I spent too much of my life getting to know the game, then another too much of my life playing the game. It also turns out that there are several other games on MySpace — or should I say several iterations of the game with different graphics. Mobsters seems to be the most popular, but there are also space, pirate, and vampire iterations with only minor differences. In all of the games it is beneficial to build up a whole boatload of friends (up to 500). Somewhere word got out that I would accept invitations to be anybody’s buddy in any game. I am a game friend slut, and now I appear to be very popular on MySpace. I have started down the slippery slope from slut to whore; I have now posted my name in a couple of places where people go to find friends for these games. [Since I wrote that a couple of days ago, my transition is complete. I now actively approach people who say they are interested.]

So what are these games that are eating my brain? In truth, they’re really not that great. Activities fall into three categories: invest in real estate to build wealth, gather members in your group, and buy stuff so your guys can beat up other guys and take some of their money.

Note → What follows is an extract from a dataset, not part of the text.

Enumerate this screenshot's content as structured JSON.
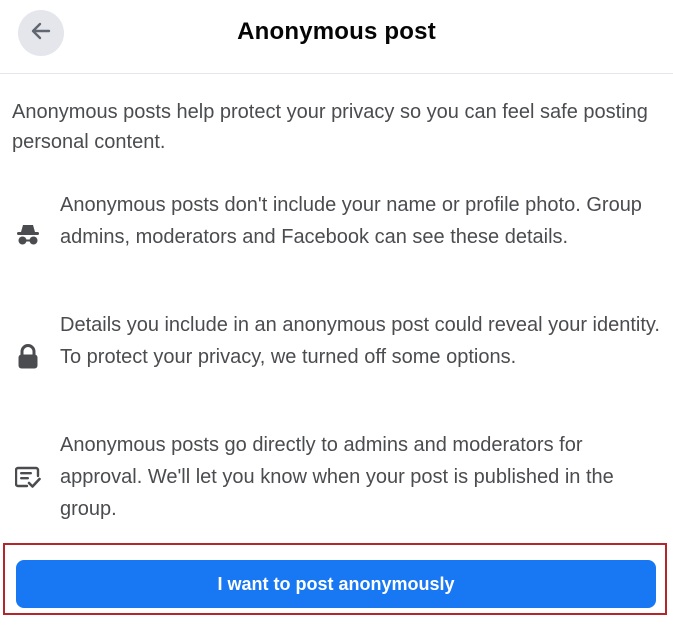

There’s really no goal to the games, except get more money to buy more stuff to get more power so you can beat up more people. (Even the beating up happens off-camera.) Why am I still playing? I don’t know. But when I wake up in the morning the first thing I do is check to see if anyone else attacked me while I slept and stole some of my money. I calculate how long it will take at my current income level to be able to afford a particular piece of property. I have, as mentioned above, gradually become more active in adding other people into my bunch. Once they are added they are little more than a number – no further interaction is required (although some players do try to build a group cohesion).

Once things are under control in Heroes, I make the rounds of all the other clones, making sure I keep my promises to join other people’s bunches. I don’t actually do anything in those other games except occasionally reinvest real estate income.

So far that’s not a big slice out of my life, but then, then I have to check back periodically to see how things are going. Every time I review my real estate investments and strategy going forward, even though that strategy only hits important events every couple of days (and I have calculated when that time will be). Every time I go over all the gear I have for my bunch to use in battle, even though my needs in that area don’t change very often either. Every time I wind up poking around for someone to attack who might cough up a lot of money, then I decide not to bother. Every time I check for messages to see if someone in my group is asking for help kicking someone’s butt for whatever reason.

None of that takes a lot of time, and in fact my total time on the game is probably not that bad. The problem is that I do it often, and any momentum I might have had on other tasks is irretrievably lost, so I can play what amounts to an accounting game. I’ve got to get this game out of my head.

On a related note I plan to put a strategy guide to the various games up on my MySpace page, once I run some spreadsheet simulations of different stgrategies. And of course if you want to join my bunch, guild, mob, crew, family, or band (depending on the game) you are welcome to add me as a friend – http://myspace.com/?writerjer – and invite me in. I’ll join anything.

Edited to add: I now have an investment spreadsheet that people can download at Jer’s Software Hut, designed to answer the qustion whether it’s better to by one of a property or a batch of ten, depending on your circumstances.